The plot is pretty stale, and the characters are dry and forgettable. The crazy accents in Just Cause 2 are at least new stereotypes as opposed to the French and German ones in The Saboteur. But the real character is the setting, and I find it fascinating. It's worth buying the game just to experience occupied Paris. It makes me wish there was more interaction with the everyday people. Random events like watching an innocent civilain being arrested and loaded into a truck, then hijacking said truck and freeing the prisoner are extremely rewarding, and I wish there were more events like that to mix it up.

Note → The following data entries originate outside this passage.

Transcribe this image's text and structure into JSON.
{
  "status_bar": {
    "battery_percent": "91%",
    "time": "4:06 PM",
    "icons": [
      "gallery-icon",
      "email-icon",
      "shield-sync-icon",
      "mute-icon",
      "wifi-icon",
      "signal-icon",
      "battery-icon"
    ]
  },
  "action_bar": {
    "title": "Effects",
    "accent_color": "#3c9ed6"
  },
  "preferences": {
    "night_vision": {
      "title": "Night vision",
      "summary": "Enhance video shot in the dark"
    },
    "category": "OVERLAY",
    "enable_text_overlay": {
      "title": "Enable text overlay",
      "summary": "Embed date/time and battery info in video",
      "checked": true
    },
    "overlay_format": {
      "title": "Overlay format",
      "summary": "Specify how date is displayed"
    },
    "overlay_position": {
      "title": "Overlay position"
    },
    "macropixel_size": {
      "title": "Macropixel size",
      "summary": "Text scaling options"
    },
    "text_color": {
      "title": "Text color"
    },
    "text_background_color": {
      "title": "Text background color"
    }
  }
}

As it stands, the routine of hunting down guard towers to blow up became repetitive after a few hours. The only reliable way of blowing them up seems to be the same stick of dynamite to the base technique, and a little variety to the destruction would be an improvement. Maybe guy wires to destroy, or just more heavily guarded targets? There's not much challenge to blowing them up. Taking out targets in Just Cause 2 or Red Faction: Guerrilla is much more challenging, you usually have to shoot and scoot, not so much in The Saboteur. I think this might be where some of the complaints of dumb AI might come from, because it is too easy to get away with blowing everything up. There has to be some challenge to be interesting. But despite all my complains, I don't understand how little mention this game got. It made me sad that Pandemic is gone now - there's a solid core of a game there that could do with some tweaking, and it isn't the buggy mess that was Mercenaries 2. Some reviewers have mentioned that Assassin's Creed did the parts I liked - the climbing buildings and jumping about - better, so maybe that's why people seemed nonplussed.

Unfortunately, technical difficulties are getting in the way of my enjoyment of The Saboteur. SecureROM is acting up, it only reads my disk when it feels like it, telling me to insert the original disk that is already in the drive. It's been doing the same with Borderlands, and it's frustrating.